Higher accuracies for larger k at cross validations?

Question

I am fitting an artificial neural network with Python's scitkit-learn. The data source is experimental data from my study.

Objective is identifying an optimal parameterization, plus I want to track the results for each run (something like a gridsearch, but I want to do it manually).

I realized that the randomness of the method introduces some uncertainties that disallow a proper sorting by scores. Parameterization A could achieve slightly higher scores than B, but the next time it turns out the other way around.

Consequently I increased k in the kfold cross-validation to obtain more robust results. Now I am confused to find that the overall accuracy increased with higher k, i.e. Root-Mean-Squared-Error is going down.

cross_validate(model, X, y, scoring='neg_mean_squared_error', cv=3)

I ran that line 5 times an received the following RMSEs (lower = better):

--> 0.630, 0.634, 0.633, 0.620, 0.616 (mean: 0.626, std: 0.008)

cross_validate(model, X, y, scoring='neg_mean_squared_error', cv=15)

--> 0.561, 0.553, 0.568, 0.544, 0.548 (mean: 0.548, std: 0.010)

Why is the error going down for the 15fold cross-validation? Why is the standard deviation not going down?

Update: I have found another strange thing. I used to use cross_val_score to evaluate my model like so:

cross_val_score(model, X_train, y_train, scoring="r2", cv=5)
cross_val_score(model, X_test, y_test, scoring="r2", cv=5)

This, however, gives significantly worse results than calculating

score_results = cross_validate(model, X, y, scoring="r2, cv=5)

When using cross_validate instead of cross_val_score the statistics indicate that the training data scores way better than the test data. Plus, the overall accuracy is better. How could that be?

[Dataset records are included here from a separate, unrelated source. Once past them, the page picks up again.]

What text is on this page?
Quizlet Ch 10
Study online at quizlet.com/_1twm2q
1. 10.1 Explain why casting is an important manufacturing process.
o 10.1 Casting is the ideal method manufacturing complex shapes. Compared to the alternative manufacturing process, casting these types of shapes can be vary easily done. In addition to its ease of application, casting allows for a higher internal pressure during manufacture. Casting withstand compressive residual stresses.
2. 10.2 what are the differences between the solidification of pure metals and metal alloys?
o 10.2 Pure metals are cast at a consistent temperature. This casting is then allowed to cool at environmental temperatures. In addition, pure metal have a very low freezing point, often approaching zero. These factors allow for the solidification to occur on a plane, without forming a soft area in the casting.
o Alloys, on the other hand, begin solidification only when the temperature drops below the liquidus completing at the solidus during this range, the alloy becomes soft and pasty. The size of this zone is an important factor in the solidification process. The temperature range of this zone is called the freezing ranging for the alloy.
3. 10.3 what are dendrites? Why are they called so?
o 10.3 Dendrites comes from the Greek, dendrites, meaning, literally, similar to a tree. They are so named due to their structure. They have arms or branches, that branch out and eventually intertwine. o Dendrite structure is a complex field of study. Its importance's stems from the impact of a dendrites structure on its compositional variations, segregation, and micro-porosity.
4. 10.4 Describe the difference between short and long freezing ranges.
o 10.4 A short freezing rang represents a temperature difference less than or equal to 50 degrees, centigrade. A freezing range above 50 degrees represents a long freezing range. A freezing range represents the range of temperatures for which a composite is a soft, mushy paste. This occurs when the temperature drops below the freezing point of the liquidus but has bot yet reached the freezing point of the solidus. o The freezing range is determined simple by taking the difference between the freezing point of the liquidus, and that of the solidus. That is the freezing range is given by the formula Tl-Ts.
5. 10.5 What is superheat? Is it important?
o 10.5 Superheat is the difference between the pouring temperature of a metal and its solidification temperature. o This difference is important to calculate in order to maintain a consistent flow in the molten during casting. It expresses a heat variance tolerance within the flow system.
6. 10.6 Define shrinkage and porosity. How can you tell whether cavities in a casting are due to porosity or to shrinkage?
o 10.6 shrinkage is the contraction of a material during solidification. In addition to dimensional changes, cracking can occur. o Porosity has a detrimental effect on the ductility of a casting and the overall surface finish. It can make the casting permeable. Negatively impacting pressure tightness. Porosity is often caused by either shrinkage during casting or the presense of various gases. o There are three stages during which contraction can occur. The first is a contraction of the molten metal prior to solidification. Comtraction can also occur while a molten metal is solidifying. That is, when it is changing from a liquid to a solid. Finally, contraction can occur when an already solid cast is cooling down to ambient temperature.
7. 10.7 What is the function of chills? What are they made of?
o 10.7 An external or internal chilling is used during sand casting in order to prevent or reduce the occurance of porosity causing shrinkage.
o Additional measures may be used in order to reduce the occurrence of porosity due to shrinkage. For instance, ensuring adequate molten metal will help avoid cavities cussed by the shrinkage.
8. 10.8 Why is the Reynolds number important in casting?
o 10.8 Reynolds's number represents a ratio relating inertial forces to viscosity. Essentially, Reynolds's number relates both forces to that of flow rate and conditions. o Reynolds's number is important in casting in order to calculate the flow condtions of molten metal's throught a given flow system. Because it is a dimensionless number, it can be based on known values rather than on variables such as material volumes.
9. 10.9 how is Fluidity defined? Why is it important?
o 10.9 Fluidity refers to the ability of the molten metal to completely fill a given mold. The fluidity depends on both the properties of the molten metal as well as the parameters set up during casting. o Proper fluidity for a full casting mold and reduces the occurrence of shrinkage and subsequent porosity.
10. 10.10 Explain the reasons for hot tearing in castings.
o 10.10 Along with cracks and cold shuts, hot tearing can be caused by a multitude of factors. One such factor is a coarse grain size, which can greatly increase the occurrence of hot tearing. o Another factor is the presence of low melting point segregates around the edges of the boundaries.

A possibility: larger k means more data per fold, the cross-validation giving you the error to expect when learning from (k - 1)/k observations — einar, Nov 28 '19 at 09:56
Isn't k just the number of folds? I assumed the training data always had the same size - they are just shuffled k times in total. I updated the question, maybe I am missing something important after all... — offeltoffel, Nov 28 '19 at 11:46
@offeltoffel: training data size is the same for the $k$ folds, but it differs depending on $k$ (and $n$). As for `cross_val_score` vs. `cross_validation`: how are X and y related to X_train, X_test and y_train, y_test? — cbeleites unhappy with SX, Nov 28 '19 at 12:10
Whey you write "significantly worse results": is that significance in the statistical sense? — cbeleites unhappy with SX, Nov 28 '19 at 12:11
@cbeleites supports Monica: X_train is 75 % of X (`train_test_split` default setting). I thought this would not have a strong effect, since X is quite big (n=2,000 in the shown example). That may, however, explain why `cross_validation` yields higher accuracies, when the complete set of predictors is shuffled. "Significantly worse": e.g. relative Errors for training set decreasing from 0.2 to 0.01 and errors for test set decreasing from 0.3 to 0.18. — offeltoffel, Nov 28 '19 at 12:29
The first thing I'd confirm is that for each of your 3 data sets, `cross_validation` and `cross_val_score` return the same (considering uncertainty) results. — cbeleites unhappy with SX, Nov 28 '19 at 13:36
Also, stick to one metric until we have that one clear (in your post we have RMSE, -MSE, R² and some kind of relative error so far - I'm going to ignore accuracy as you probably didn't use that term in the sense of the figure of merit of that name) — cbeleites unhappy with SX, Nov 28 '19 at 13:43

cbeleites unhappy with SX · Accepted Answer · 2019-11-29T18:46:43.883

Bias / error averaged across folds

In $k$-fold cross validation, you train $k$ times on a subset of $n \frac{k-1}{k}$ observations out of the original $n$. The remaining $\frac{n}{k}$ are tested.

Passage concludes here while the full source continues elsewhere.